2. 老化の原因となる「慢性炎症」を抑える?薬の作用から学ぶ体の守り方
「肌のハリがなくなってきた」「なんとなく体が重い」。こうした加齢に伴う不調の背後には、実は共通の犯人が潜んでいます。それが「慢性炎症」です。近年、医学界やアンチエイジング研究の分野では、炎症(Inflammation)と老化(Aging)を組み合わせた「インフラメイジング(炎症老化)」という概念が大きな注目を集めています。ウイルス侵入時などの急性の炎症とは異なり、自覚症状がないまま体内で弱く長くくすぶり続けるこの炎症こそが、細胞を傷つけ、シミやシワを増やし、寿命を縮める大きな要因と考えられているのです。
ここで意外な接点として浮かび上がるのが、私たちが普段頭痛や発熱時に使用する解熱鎮痛剤です。イブプロフェンやロキソプロフェン、アスピリンといった非ステロイド性抗炎症薬(NSAIDs)は、痛みの伝達をブロックするだけでなく、その名の通り体内の「炎症」を鎮める強力な作用を持っています。実際、長寿研究の分野では、低用量のアスピリンを継続的に服用している人々において、特定疾患のリスク低下や、老化マーカーの改善が見られたという疫学調査や動物実験のデータが複数報告されています。これは、薬が体内の慢性的な火事(炎症)を消火することで、結果的に細胞の老化スピードを緩やかにしている可能性を示唆しています。
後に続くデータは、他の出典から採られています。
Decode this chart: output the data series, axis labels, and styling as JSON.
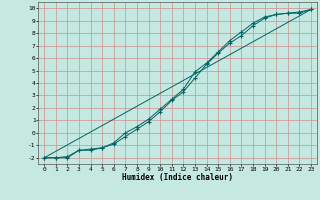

もちろん、美容や健康維持のために解熱鎮痛剤を常用することは、胃腸障害や肝機能への負担といった副作用のリスクがあるため、決して推奨されるものではありません。しかし、この「薬の作用」から私たちが学べる重要なヒントがあります。それは、若々しさと健康を保つ鍵が「抗炎症」にあるという事実です。
薬に頼らずとも、このメカニズムを日常に応用することは可能です。例えば、体内の炎症を促進する糖質や加工食品の過剰摂取を控え、代わりに強力な抗炎症作用を持つオメガ3脂肪酸(サバやイワシなどの青魚、アマニ油に含まれる)や、抗酸化物質を多く含む野菜を積極的に摂ること。これらは、いわば「食べる抗炎症薬」として、副作用なく慢性炎症を抑える助けとなります。解熱鎮痛剤が持つ美容効果の可能性は、私たちが普段の食事や生活習慣で何を意識すべきか、その答えを静かに教えてくれているのです。